Pengalaman Pertama Seorang Relawan COVID-19, Tegang, Orang Tua Khawatir

Pengalaman Pertama Seorang Relawan COVID-19, Tegang, Orang Tua Khawatir
Ilustrasi rapid test. Foto: ANTARA/HO/Pemkot Bogor

Fadhil sendiri memilih formasi relawan nonmedis sebagai runner. Seorang runner memiliki tugas membantu menjembatani pemenuhan kebutuhan di lapangan saat pelaksanaan tes masif COVID-19 di Jabar.

Menurutnya, perlengkapan pendukung menjadi runner berupa laptop dan gawai dan koneksi internet pun tak sulit untuk ia penuhi.

Selain itu, syarat usia 18-35 tahun, sehat dan tidak punya riwayat penyakit paru atau kronis lain, tidak merokok, serta memiliki SIM dan bisa mengendarai kendaraan bermotor sudah dipenuhinya.

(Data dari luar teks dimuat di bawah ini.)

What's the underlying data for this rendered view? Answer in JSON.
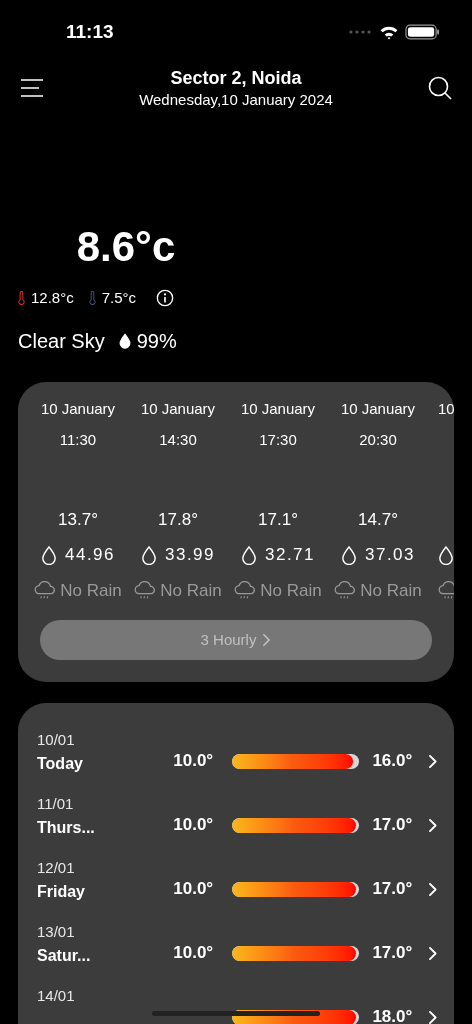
{
  "status_bar": {
    "time": "11:13"
  },
  "header": {
    "location": "Sector 2, Noida",
    "date": "Wednesday,10 January 2024"
  },
  "current": {
    "temperature": "8.6°c",
    "high": "12.8°c",
    "low": "7.5°c",
    "condition": "Clear Sky",
    "humidity": "99%"
  },
  "hourly": {
    "items": [
      {
        "date": "10 January",
        "time": "11:30",
        "temp": "13.7°",
        "humidity": "44.96",
        "rain": "No Rain"
      },
      {
        "date": "10 January",
        "time": "14:30",
        "temp": "17.8°",
        "humidity": "33.99",
        "rain": "No Rain"
      },
      {
        "date": "10 January",
        "time": "17:30",
        "temp": "17.1°",
        "humidity": "32.71",
        "rain": "No Rain"
      },
      {
        "date": "10 January",
        "time": "20:30",
        "temp": "14.7°",
        "humidity": "37.03",
        "rain": "No Rain"
      },
      {
        "date": "10"
      }
    ],
    "button": "3 Hourly"
  },
  "daily": [
    {
      "date": "10/01",
      "day": "Today",
      "min": "10.0°",
      "max": "16.0°",
      "level": 0.97
    },
    {
      "date": "11/01",
      "day": "Thurs...",
      "min": "10.0°",
      "max": "17.0°",
      "level": 1
    },
    {
      "date": "12/01",
      "day": "Friday",
      "min": "10.0°",
      "max": "17.0°",
      "level": 1
    },
    {
      "date": "13/01",
      "day": "Satur...",
      "min": "10.0°",
      "max": "17.0°",
      "level": 1
    },
    {
      "date": "14/01",
      "max": "18.0°",
      "level": 1
    }
  ]
}
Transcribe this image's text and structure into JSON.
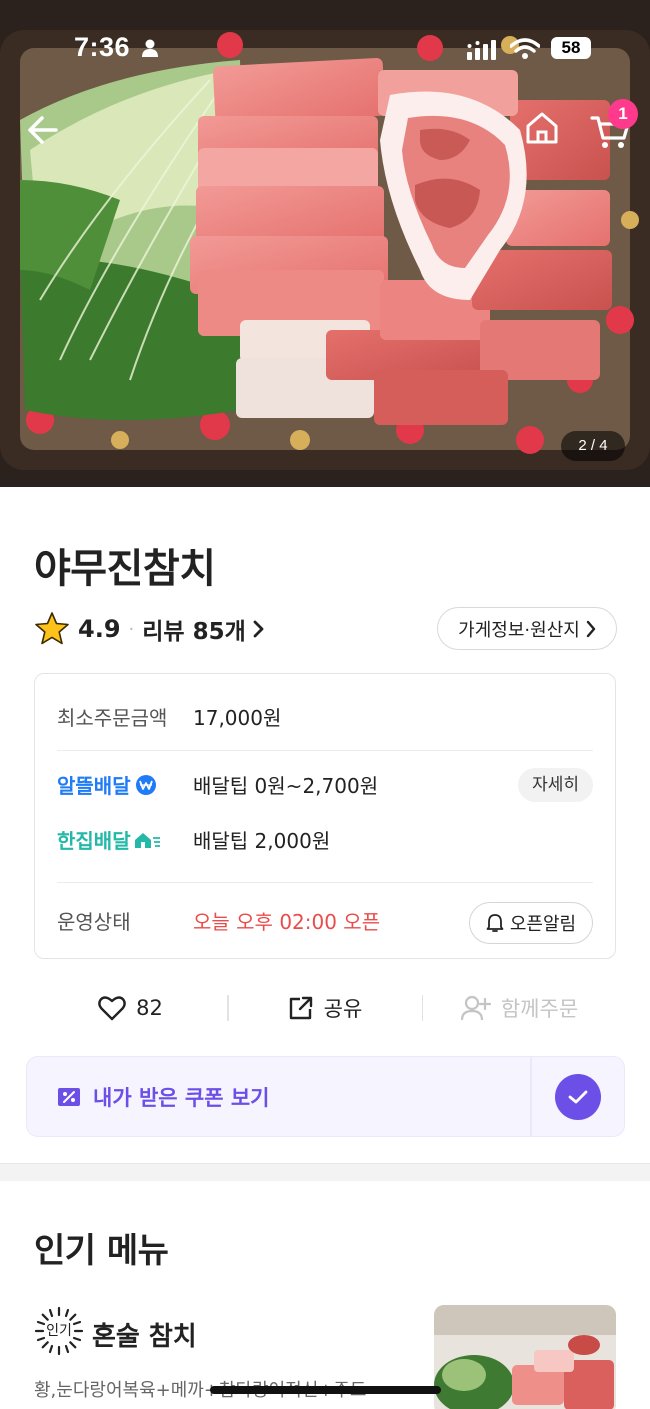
{
  "status_bar": {
    "time": "7:36",
    "battery": "58"
  },
  "hero": {
    "pager": "2 / 4",
    "cart_count": "1"
  },
  "store": {
    "name": "야무진참치",
    "rating": "4.9",
    "review_label": "리뷰 85개",
    "info_button": "가게정보·원산지"
  },
  "info_card": {
    "min_order_label": "최소주문금액",
    "min_order_value": "17,000원",
    "saver_delivery_label": "알뜰배달",
    "saver_delivery_fee": "배달팁 0원~2,700원",
    "detail_chip": "자세히",
    "single_delivery_label": "한집배달",
    "single_delivery_fee": "배달팁 2,000원",
    "status_label": "운영상태",
    "status_value": "오늘 오후 02:00 오픈",
    "alarm_button": "오픈알림"
  },
  "actions": {
    "likes": "82",
    "share": "공유",
    "group_order": "함께주문"
  },
  "coupon": {
    "label": "내가 받은 쿠폰 보기"
  },
  "popular": {
    "title": "인기 메뉴",
    "badge": "인기",
    "item_name": "혼술 참치",
    "item_desc": "황,눈다랑어복육+메까+참다랑어적신+주도"
  },
  "colors": {
    "accent_purple": "#6c4fe6",
    "saver_blue": "#1f7bf6",
    "single_teal": "#23b8a8",
    "status_red": "#ea4b4b",
    "badge_pink": "#ff3a8c"
  }
}
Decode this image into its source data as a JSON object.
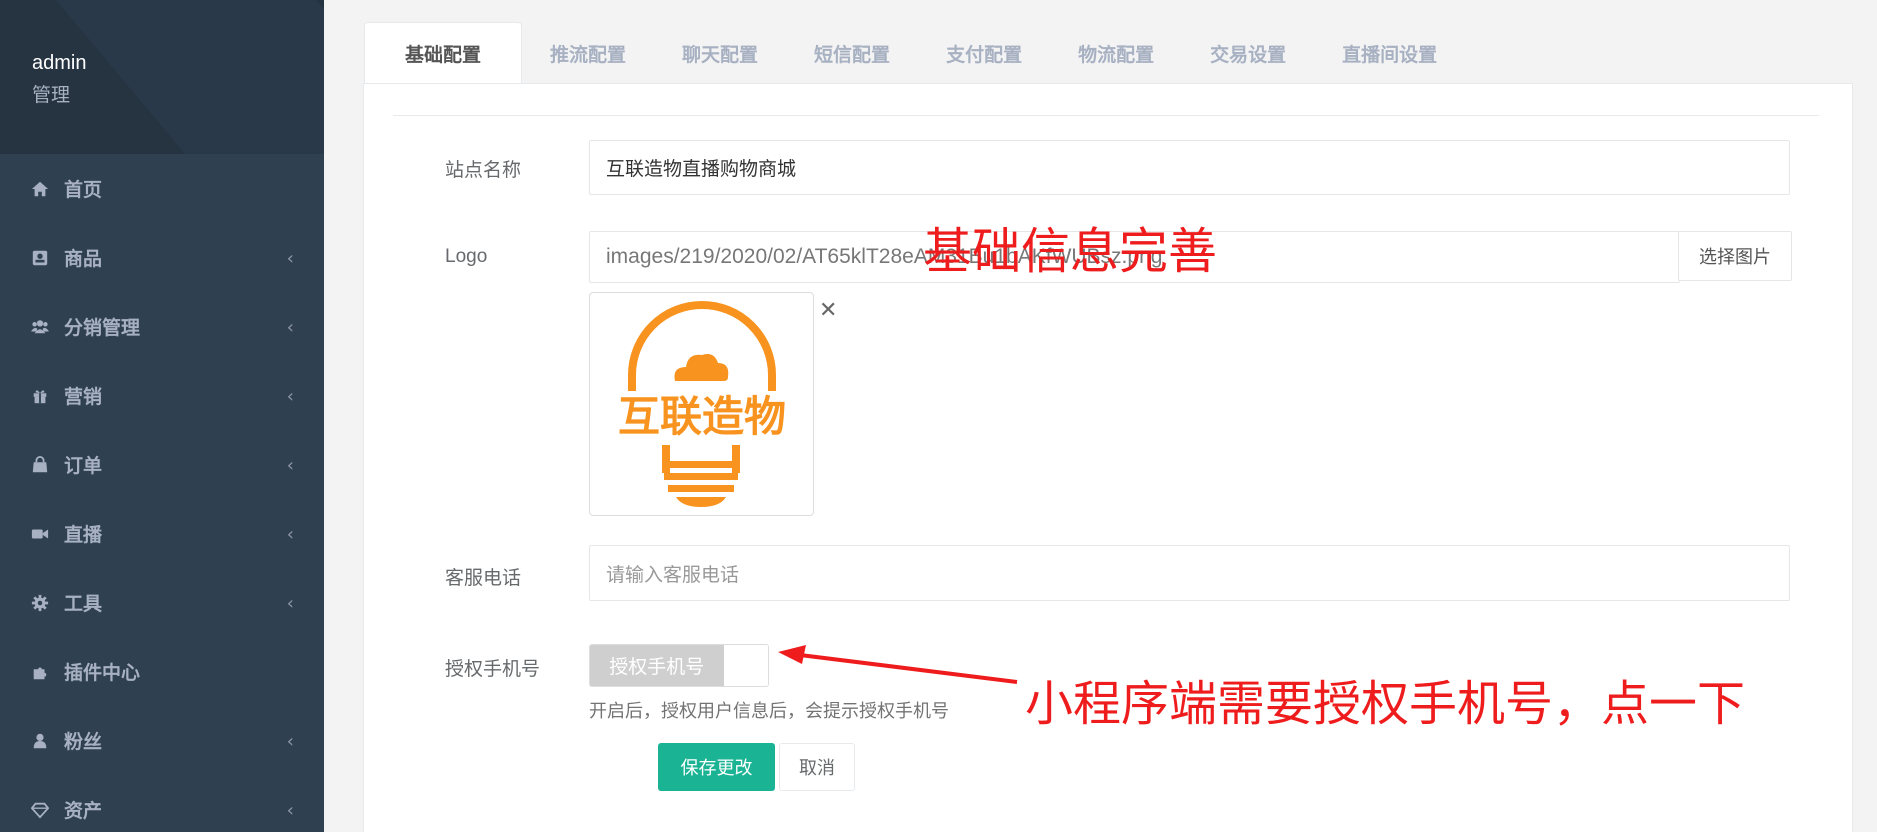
{
  "user": {
    "name": "admin",
    "role": "管理"
  },
  "sidebar": {
    "items": [
      {
        "label": "首页",
        "icon": "home-icon",
        "has_submenu": false
      },
      {
        "label": "商品",
        "icon": "product-icon",
        "has_submenu": true
      },
      {
        "label": "分销管理",
        "icon": "users-icon",
        "has_submenu": true
      },
      {
        "label": "营销",
        "icon": "gift-icon",
        "has_submenu": true
      },
      {
        "label": "订单",
        "icon": "shopping-bag-icon",
        "has_submenu": true
      },
      {
        "label": "直播",
        "icon": "video-camera-icon",
        "has_submenu": true
      },
      {
        "label": "工具",
        "icon": "gear-icon",
        "has_submenu": true
      },
      {
        "label": "插件中心",
        "icon": "puzzle-icon",
        "has_submenu": false
      },
      {
        "label": "粉丝",
        "icon": "user-icon",
        "has_submenu": true
      },
      {
        "label": "资产",
        "icon": "diamond-icon",
        "has_submenu": true
      }
    ],
    "chevron": "‹"
  },
  "tabs": [
    {
      "label": "基础配置",
      "active": true
    },
    {
      "label": "推流配置",
      "active": false
    },
    {
      "label": "聊天配置",
      "active": false
    },
    {
      "label": "短信配置",
      "active": false
    },
    {
      "label": "支付配置",
      "active": false
    },
    {
      "label": "物流配置",
      "active": false
    },
    {
      "label": "交易设置",
      "active": false
    },
    {
      "label": "直播间设置",
      "active": false
    }
  ],
  "form": {
    "site_name": {
      "label": "站点名称",
      "value": "互联造物直播购物商城"
    },
    "logo": {
      "label": "Logo",
      "path_value": "images/219/2020/02/AT65klT28eAM31Bu1bAKfWUBsz.png",
      "choose_button": "选择图片",
      "remove_icon": "close-icon",
      "logo_text": "互联造物"
    },
    "service_phone": {
      "label": "客服电话",
      "placeholder": "请输入客服电话"
    },
    "auth_phone": {
      "label": "授权手机号",
      "toggle_label": "授权手机号",
      "toggle_on": false,
      "help": "开启后，授权用户信息后，会提示授权手机号"
    },
    "save_button": "保存更改",
    "cancel_button": "取消"
  },
  "annotations": {
    "top": "基础信息完善",
    "bottom": "小程序端需要授权手机号，点一下"
  },
  "colors": {
    "sidebar_bg": "#2f4050",
    "primary": "#1ab394",
    "annotation": "#ee1c1c",
    "logo_orange": "#f7931e"
  }
}
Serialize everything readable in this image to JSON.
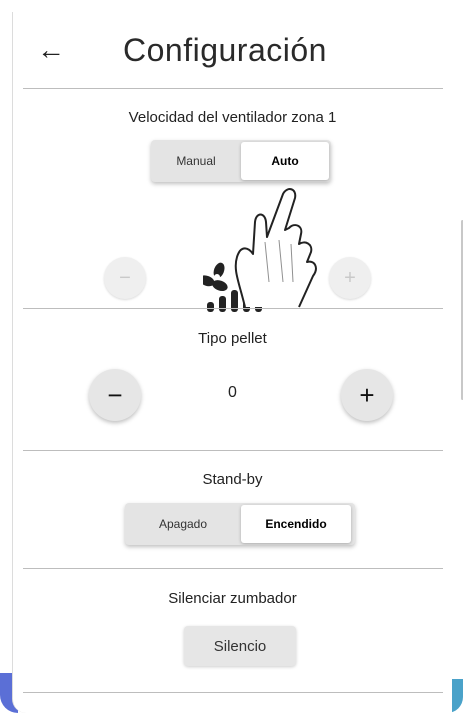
{
  "header": {
    "title": "Configuración",
    "back_icon": "arrow-left-icon"
  },
  "fan_zone": {
    "title": "Velocidad del ventilador zona 1",
    "modes": [
      "Manual",
      "Auto"
    ],
    "active_mode": "Auto",
    "minus": "−",
    "plus": "+",
    "icon": "fan-icon",
    "speed_levels": 5
  },
  "pellet": {
    "title": "Tipo pellet",
    "value": "0",
    "minus": "−",
    "plus": "+"
  },
  "standby": {
    "title": "Stand-by",
    "options": [
      "Apagado",
      "Encendido"
    ],
    "active": "Encendido"
  },
  "buzzer": {
    "title": "Silenciar zumbador",
    "button_label": "Silencio"
  },
  "colors": {
    "accent_left": "#5b6fd6",
    "accent_right": "#4aa2c9",
    "divider": "#bdbdbd"
  }
}
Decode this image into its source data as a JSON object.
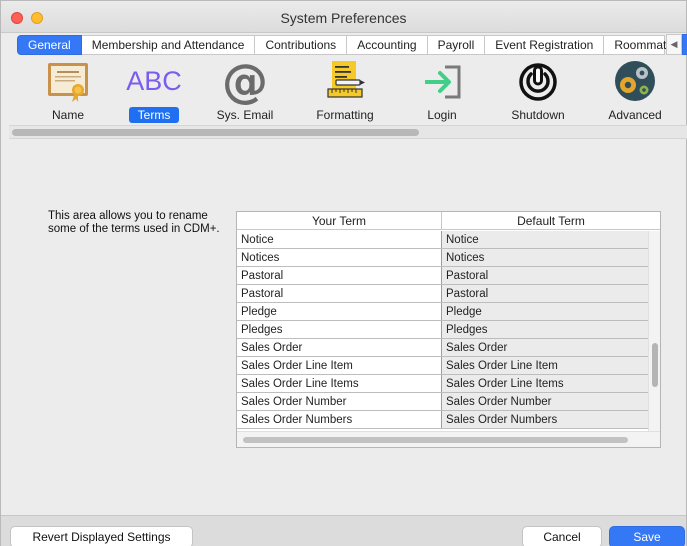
{
  "window": {
    "title": "System Preferences"
  },
  "tabs": [
    {
      "label": "General",
      "active": true
    },
    {
      "label": "Membership and Attendance",
      "active": false
    },
    {
      "label": "Contributions",
      "active": false
    },
    {
      "label": "Accounting",
      "active": false
    },
    {
      "label": "Payroll",
      "active": false
    },
    {
      "label": "Event Registration",
      "active": false
    },
    {
      "label": "Roommate",
      "active": false
    }
  ],
  "toolbar": {
    "items": [
      {
        "label": "Name",
        "icon": "certificate-icon",
        "selected": false
      },
      {
        "label": "Terms",
        "icon": "abc-icon",
        "selected": true,
        "icon_text": "ABC"
      },
      {
        "label": "Sys. Email",
        "icon": "at-sign-icon",
        "selected": false
      },
      {
        "label": "Formatting",
        "icon": "notepad-ruler-icon",
        "selected": false
      },
      {
        "label": "Login",
        "icon": "login-arrow-icon",
        "selected": false
      },
      {
        "label": "Shutdown",
        "icon": "power-icon",
        "selected": false
      },
      {
        "label": "Advanced",
        "icon": "gears-icon",
        "selected": false
      }
    ]
  },
  "description": "This area allows you to rename some of the terms used in CDM+.",
  "terms_table": {
    "columns": [
      "Your Term",
      "Default Term"
    ],
    "rows": [
      [
        "Notice",
        "Notice"
      ],
      [
        "Notices",
        "Notices"
      ],
      [
        "Pastoral",
        "Pastoral"
      ],
      [
        "Pastoral",
        "Pastoral"
      ],
      [
        "Pledge",
        "Pledge"
      ],
      [
        "Pledges",
        "Pledges"
      ],
      [
        "Sales Order",
        "Sales Order"
      ],
      [
        "Sales Order Line Item",
        "Sales Order Line Item"
      ],
      [
        "Sales Order Line Items",
        "Sales Order Line Items"
      ],
      [
        "Sales Order Number",
        "Sales Order Number"
      ],
      [
        "Sales Order Numbers",
        "Sales Order Numbers"
      ]
    ]
  },
  "buttons": {
    "revert": "Revert Displayed Settings",
    "cancel": "Cancel",
    "save": "Save"
  },
  "colors": {
    "accent": "#3478f6",
    "close": "#fe5f57",
    "minimize": "#febc2e"
  }
}
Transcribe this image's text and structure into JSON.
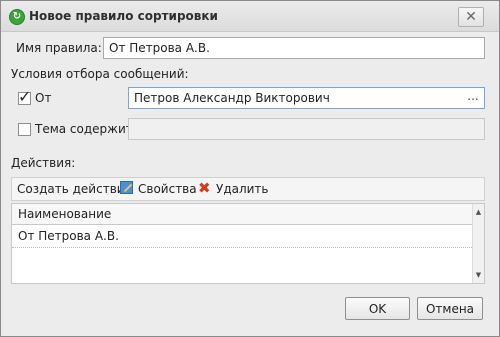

“Awalnya saya pilih media dan publikasi, tetapi kekurangan saya tidak punya kamera. Jadi saya pilih runner, karena pemerintah butuh data, data kondisi Orang Dalam Pemantauan (ODP) maupun Pasien Dalam Pengawasan (PDP) melalui rapid test,” tutur Fadhil.

“Maka saya ingin membantu jalannya rapid test secara tepat dan cepat agar data-data yang dikumpulkan bisa menjadi persiapan Pemprov Jabar dalam membuat keputusan,” ujarnya.

Rabu (1/4) kemarin, Fadhil bersama empat orang lainnya resmi bertugas sebagai relawan nonmedis runner di tes masif bagi klaster GBI Lembang yang digelar di Kota Bandung.

Di hari pertama, sudah ada penempatan kerja sebagai runner untuk membantu beberapa bagian seperti scan barcode atau suhu, pencatatan administrasi, pengambilan dan pemanggilan nomor antri, hingga sosialisasi apa yang dilakukan setelah rapid test.

Pengalaman pertama menjadi seorang relawan cukup menegangkan. Sebab, selain orang tua khawatir akan kondisi kesehatan, Fadhil bekerja hanya dengan semangat dan niat membantu pemerintah.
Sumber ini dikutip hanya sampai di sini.